- Born: Meredith Dups 30 January 1946 Barmouth, Wales
- Died: 25 January 2020 (aged 73) London, England
- Occupation: Journalist; editor; biographer; auction executive;
- Education: Royal College of Art
- Spouse: Nick Etherington-Smith ​ ​(m. 1967, divorced)​; Jeremy Pilcher ​(m. 1981)​;

= Meredith Etherington-Smith =

British fashion and art journalist (1946–2020)

Meredith Etherington-Smith (née Dups, 30 January 1946 – 25 January 2020) was a British fashion and art journalist and biographer.

==Early life==
Meredith Dups was born in Barmouth, Wales, on 30 January 1946, and grew up in Kent. She attended the Royal College of Art. In 1967, she married designer Nick Etherington-Smith, and kept his surname after their divorce.

==Career==
Her career as a journalist began in the 1960s at The Ambassador, and by the 1970s she was the London editor for Vogue Paris and for a year the only female editor of the American men's magazine GQ. After relocating back to London in the early 1980s, she wrote for a wide range of publications including The Times, The Daily Telegraph, and The New York Times, before taking the post of Deputy and Features editor at Harpers & Queen in 1983. As a representative of the magazine, she was the fashion journalist asked to choose the Dress of the Year for 1994, for which she picked a black bias-cut strapless dress by John Galliano.

By the early 1990s, Etherington-Smith was established as an art journalist. She was a founder of Art Fortnight, and has been an editor of ArtReview. In 2006, she was the editor-in-chief of Christie's Magazine and the London editor of Artinfo.com. Whilst at Christie's, Etherington-Smith worked with Diana, Princess of Wales regarding the charity auction of her clothes in 1997, and also curated the 1999 sale of Marilyn Monroe's clothing and personal effects and the 2011 auction of Elizabeth Taylor's wardrobe and jewels.

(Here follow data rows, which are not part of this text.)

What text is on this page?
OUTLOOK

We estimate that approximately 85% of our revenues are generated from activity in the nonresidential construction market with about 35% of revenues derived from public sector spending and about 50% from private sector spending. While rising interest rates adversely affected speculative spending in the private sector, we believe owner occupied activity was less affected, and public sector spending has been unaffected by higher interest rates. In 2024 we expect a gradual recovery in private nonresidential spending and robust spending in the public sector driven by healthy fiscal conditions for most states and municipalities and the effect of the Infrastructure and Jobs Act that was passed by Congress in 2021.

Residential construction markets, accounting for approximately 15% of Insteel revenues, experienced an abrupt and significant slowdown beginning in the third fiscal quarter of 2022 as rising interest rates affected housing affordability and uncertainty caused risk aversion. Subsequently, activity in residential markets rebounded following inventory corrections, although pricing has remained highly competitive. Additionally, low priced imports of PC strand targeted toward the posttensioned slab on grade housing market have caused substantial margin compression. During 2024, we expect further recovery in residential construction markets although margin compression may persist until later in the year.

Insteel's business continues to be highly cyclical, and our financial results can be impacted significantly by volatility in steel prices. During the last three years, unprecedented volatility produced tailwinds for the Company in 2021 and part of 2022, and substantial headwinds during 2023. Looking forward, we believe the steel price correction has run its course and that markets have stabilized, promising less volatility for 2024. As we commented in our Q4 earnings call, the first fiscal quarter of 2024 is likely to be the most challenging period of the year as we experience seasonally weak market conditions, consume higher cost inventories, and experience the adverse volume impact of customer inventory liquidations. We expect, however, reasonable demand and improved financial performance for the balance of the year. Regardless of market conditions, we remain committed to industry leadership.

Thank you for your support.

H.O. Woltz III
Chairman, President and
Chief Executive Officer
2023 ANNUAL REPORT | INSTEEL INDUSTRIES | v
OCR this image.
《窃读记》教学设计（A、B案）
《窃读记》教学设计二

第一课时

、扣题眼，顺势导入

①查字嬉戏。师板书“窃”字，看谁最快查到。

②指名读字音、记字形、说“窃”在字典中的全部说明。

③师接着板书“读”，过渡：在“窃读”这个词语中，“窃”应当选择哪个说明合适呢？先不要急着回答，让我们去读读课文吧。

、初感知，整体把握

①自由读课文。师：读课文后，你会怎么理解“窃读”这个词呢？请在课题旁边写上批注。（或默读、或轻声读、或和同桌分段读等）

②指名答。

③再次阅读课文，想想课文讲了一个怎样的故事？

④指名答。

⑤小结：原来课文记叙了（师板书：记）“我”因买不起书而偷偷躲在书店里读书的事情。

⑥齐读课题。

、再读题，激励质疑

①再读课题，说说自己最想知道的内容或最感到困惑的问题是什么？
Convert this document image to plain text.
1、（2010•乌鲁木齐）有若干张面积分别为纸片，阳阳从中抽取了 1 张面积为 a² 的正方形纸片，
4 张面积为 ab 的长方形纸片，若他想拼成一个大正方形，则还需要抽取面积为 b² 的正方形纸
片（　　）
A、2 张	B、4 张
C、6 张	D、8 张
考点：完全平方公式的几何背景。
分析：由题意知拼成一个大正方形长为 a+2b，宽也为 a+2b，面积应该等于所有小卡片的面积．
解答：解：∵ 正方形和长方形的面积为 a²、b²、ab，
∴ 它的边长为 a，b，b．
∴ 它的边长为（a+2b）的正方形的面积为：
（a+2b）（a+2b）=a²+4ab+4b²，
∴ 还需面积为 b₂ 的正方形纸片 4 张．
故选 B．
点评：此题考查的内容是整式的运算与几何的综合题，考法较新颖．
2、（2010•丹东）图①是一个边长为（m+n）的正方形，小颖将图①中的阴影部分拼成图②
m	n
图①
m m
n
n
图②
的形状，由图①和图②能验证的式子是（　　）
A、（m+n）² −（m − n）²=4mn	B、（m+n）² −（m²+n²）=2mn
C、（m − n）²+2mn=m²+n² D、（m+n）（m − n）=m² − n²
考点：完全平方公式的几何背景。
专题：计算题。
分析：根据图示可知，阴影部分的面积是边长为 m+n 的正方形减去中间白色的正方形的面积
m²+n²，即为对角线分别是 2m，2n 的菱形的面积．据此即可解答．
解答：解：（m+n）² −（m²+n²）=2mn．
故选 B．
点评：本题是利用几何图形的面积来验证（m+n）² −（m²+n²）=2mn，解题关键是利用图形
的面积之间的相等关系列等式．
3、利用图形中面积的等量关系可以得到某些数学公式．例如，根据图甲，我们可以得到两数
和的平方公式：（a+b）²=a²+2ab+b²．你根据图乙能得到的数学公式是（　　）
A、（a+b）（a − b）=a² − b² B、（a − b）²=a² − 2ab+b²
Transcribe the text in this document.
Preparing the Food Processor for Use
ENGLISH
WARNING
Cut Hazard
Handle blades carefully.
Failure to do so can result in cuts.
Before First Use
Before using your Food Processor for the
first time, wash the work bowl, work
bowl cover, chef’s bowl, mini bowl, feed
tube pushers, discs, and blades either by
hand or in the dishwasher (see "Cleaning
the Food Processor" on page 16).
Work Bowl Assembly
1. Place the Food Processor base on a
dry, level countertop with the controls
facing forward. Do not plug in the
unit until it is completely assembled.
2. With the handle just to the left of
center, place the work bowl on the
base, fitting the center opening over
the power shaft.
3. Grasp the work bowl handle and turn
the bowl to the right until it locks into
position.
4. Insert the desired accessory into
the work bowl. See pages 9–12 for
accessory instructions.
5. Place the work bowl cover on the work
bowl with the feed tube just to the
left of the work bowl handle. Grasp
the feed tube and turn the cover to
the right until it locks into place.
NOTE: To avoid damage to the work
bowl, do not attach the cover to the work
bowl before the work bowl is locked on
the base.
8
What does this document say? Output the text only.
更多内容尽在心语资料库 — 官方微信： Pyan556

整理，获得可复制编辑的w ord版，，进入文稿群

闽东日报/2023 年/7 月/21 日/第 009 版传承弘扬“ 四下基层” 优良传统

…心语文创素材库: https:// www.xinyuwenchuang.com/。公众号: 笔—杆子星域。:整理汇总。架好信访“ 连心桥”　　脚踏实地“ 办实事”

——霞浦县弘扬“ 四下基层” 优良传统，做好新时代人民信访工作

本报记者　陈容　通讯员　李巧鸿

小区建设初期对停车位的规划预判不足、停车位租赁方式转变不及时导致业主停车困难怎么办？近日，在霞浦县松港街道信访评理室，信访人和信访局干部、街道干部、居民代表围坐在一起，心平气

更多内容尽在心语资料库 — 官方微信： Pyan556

As a biographer Etherington-Smith has written about the fashion designer Lucy, Lady Duff-Gordon and her sister, novelist Elinor Glyn in The "It" Girls; and about Salvador Dalí in The Persistence of Memory, which was translated into twelve languages.

==Personal life, health and death==
In 1981, Etherington-Smith married for the second time, to banker Jeremy Pilcher. They lived in Chelsea, London.

In 1990, Etherington-Smith had a mastectomy after being diagnosed with breast cancer, which she wrote about for The Daily Telegraph.

A longtime smoker, Etherington-Smith died from a heart attack at Chelsea and Westminster Hospital on 25 January 2020, at the age of 73.